Of course, there's one plot goof -- didn't our scientist survive the first with -1 from competition shots, and wasn't the dwarf at that same number? Shouldn't he have survived the flames, too? And did the scientist survive the house collapsing? Needs a part 2!
Hmm... The story itself is quite a mess, but the "Tonio" character and the clever use of the furnace made me think about one of my favourite movies from the 70's, "The Boss" directed by Fernando di Leo starring the ever-lovable Henry Silva...
For me the real value of this story is the inventive use of flames and fire in the drawing and colour. Difficult to do with the reproduction methods of the day -- and pulled off pretty well here! Though I admit I don't know why he was suddenly drawn with that giant gorilla body, like Brian says!
Somehow this one more than others immediately makes me think of it as a BW reprint in an Eerie Publishing magazine. Did it ever become one?

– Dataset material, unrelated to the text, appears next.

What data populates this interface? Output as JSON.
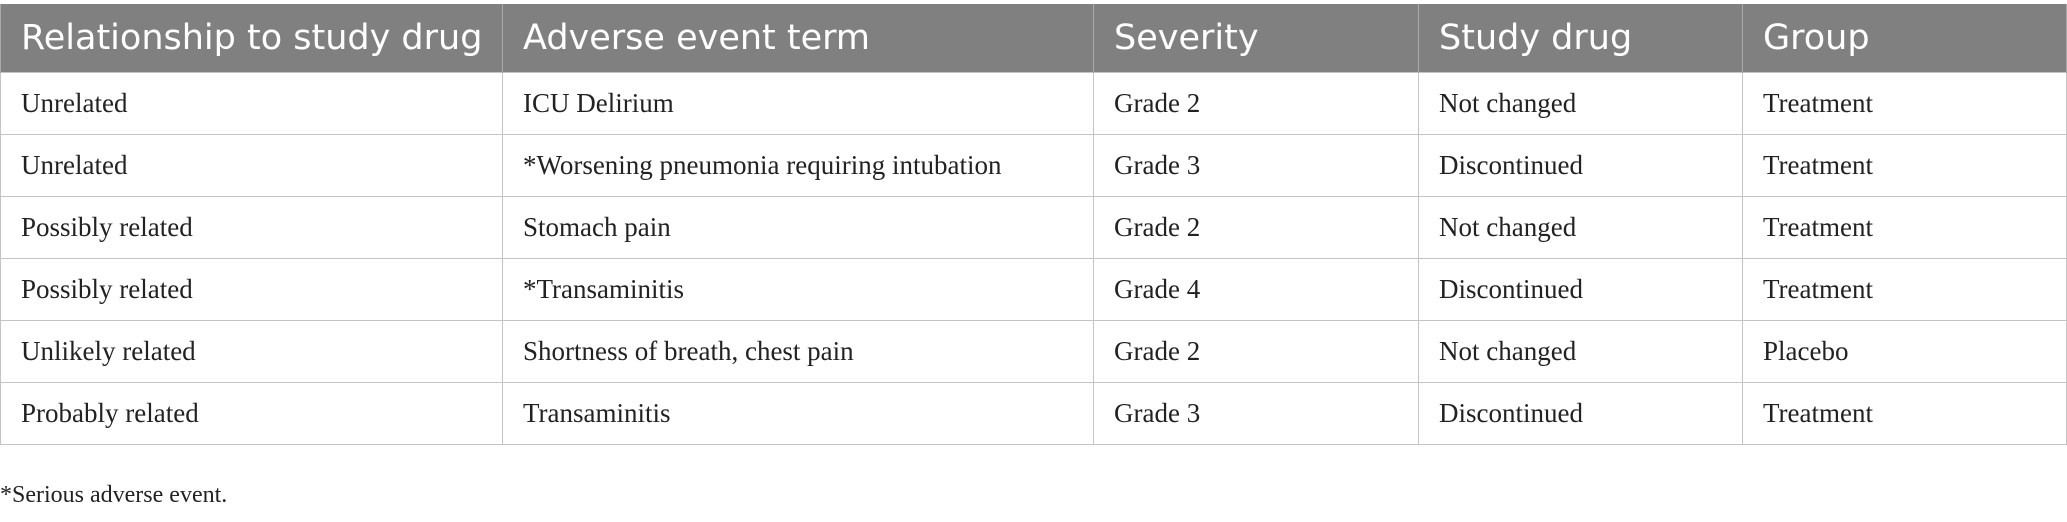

Click the GCD issue link in my intro Grant, all the reprint info is right there
I wonder why Barclay was so hell-bent on exacting revenge on his manservant? I take the story to mean that some uncompleted state of deathlessness allows him to exist in the fulcrum between life and cremation--no problem, I'm imaginative enough to handle that--but does this account for his apparently omniscient understanding of his (dwarf?) butler's murderous intent towards him earlier? That's the kind of spooky insight that usually comes after death in stories like this. But without this kind of spectral access to Tonio's inner musings--from back when Barclay was still alive, no less--the servant's subsequent actions seem like any devoted employee's brutally exacted and loyal vengeance. Were I his master, Id have been quite pleased with his good deed.
Thank you for letting me know that. Coincidentally, I just sent for one of those magazine CD-R's of WITCHES TALES, so it should be in that one.